Finally, Khuzairie’s Reborn series, featuring robots that aptly resemble marionette dolls with movable parts, seem to contain the artist’s greatest lament: that technology, for all its good in reducing “the burden of human life”, can equally bring about war and suffering.

The contrasts between these thoughts on the future and the very old medium (ceramics date back to prehistoric times) are interesting and pose a dialectical opposition between the message and the medium. And, the artist’s attempts to marry different media, a provoking go at the unconventional.

Khuzairie, whose inspiration also comes from artists Lee Bul, Shigenki, Gerard Justin Ferrari, and video artist, Nam Jun Paik, says ceramics is different from other mediums, as from the start to the end, the artist’s participation can be detected in the artwork. He recounts how ceramic artists can collect their own clay, use scientific knowledge to bring their artworks to life, and capitalize on the medium’s malleable qualities.

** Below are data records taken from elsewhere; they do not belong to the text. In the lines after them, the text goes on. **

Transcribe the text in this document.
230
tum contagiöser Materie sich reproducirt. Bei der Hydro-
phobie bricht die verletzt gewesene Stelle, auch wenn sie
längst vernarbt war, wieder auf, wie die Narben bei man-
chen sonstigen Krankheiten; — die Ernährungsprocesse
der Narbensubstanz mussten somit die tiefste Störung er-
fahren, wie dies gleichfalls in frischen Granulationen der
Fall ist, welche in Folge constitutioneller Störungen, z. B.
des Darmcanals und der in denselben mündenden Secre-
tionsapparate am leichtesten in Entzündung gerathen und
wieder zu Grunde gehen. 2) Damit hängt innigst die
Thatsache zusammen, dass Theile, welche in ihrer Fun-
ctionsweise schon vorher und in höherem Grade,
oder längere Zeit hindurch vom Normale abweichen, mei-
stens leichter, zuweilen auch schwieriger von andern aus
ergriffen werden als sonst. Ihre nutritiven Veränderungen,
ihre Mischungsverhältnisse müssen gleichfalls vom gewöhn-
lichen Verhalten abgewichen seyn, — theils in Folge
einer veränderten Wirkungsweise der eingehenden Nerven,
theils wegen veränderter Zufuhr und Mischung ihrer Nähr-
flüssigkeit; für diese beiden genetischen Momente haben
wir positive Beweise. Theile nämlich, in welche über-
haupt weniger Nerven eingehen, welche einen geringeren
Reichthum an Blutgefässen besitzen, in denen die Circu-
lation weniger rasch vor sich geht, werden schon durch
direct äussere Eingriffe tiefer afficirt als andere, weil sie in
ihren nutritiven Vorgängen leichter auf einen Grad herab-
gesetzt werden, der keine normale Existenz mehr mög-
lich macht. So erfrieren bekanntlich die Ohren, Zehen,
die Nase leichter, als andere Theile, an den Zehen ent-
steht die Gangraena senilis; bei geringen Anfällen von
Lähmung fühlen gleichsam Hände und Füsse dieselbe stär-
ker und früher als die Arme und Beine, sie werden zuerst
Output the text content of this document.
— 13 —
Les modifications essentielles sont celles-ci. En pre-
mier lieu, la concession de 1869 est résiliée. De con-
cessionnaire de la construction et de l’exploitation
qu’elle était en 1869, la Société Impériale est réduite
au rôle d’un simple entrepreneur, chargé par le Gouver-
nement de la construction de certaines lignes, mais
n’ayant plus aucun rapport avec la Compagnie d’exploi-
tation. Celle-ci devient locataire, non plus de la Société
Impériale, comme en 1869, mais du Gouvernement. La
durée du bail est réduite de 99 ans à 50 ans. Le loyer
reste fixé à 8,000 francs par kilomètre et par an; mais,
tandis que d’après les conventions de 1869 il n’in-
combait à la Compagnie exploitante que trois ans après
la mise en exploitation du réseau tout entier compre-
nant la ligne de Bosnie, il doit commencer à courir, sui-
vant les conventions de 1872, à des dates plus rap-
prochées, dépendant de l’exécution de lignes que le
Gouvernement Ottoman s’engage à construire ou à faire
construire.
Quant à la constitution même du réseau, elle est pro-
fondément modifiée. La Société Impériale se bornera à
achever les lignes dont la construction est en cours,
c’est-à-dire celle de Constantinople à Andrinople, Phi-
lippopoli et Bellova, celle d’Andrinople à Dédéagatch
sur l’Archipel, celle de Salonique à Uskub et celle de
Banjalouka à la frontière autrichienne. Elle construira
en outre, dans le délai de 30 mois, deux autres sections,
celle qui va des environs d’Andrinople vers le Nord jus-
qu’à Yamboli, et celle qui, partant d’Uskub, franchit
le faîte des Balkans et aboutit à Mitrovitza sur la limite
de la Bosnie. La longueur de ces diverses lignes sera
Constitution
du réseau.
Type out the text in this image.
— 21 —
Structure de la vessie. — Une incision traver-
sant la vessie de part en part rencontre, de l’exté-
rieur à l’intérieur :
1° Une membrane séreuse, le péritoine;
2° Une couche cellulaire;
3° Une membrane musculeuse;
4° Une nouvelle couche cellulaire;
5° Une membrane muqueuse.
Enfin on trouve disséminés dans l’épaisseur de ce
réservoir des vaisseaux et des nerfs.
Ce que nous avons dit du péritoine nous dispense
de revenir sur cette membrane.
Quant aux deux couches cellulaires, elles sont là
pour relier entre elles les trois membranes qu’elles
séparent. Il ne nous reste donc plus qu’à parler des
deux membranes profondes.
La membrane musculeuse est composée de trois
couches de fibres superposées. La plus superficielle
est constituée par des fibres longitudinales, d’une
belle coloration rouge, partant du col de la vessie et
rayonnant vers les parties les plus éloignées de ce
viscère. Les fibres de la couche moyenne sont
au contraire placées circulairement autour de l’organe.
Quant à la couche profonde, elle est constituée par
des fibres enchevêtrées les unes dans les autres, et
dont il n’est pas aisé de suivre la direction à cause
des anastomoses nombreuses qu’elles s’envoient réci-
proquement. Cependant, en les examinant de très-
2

Indeed, there’s a magical quality inherent to the medium, an alchemistical nature that is rendered by the acts of having to work with temperatures of up to 1,200ºc and having to mix the powders of ceramic colours like a wizard does with his brew.

Working in ceramic also boasts unpredictability and the element of chance. Colours, for instance, often appear different after being fired in a kiln, as volatile temperatures in the kiln transform colours in an erratic fashion.

Khuzairie is a young Malaysian artist that has committed himself to moving his chosen medium away from its dowdy definitions to be forcibly reckoned with on contemporary terms. He capitalizes on the medium’s versatility to fool viewers (his ceramic works’ metallic colours looks remarkably like metal parts), and, channels the ethos of other practices to create something distinctively his own.

Binoculars is Khuzairie’s look into the future, and what will soon be apparent to all of us, is that his own is really, rather bright.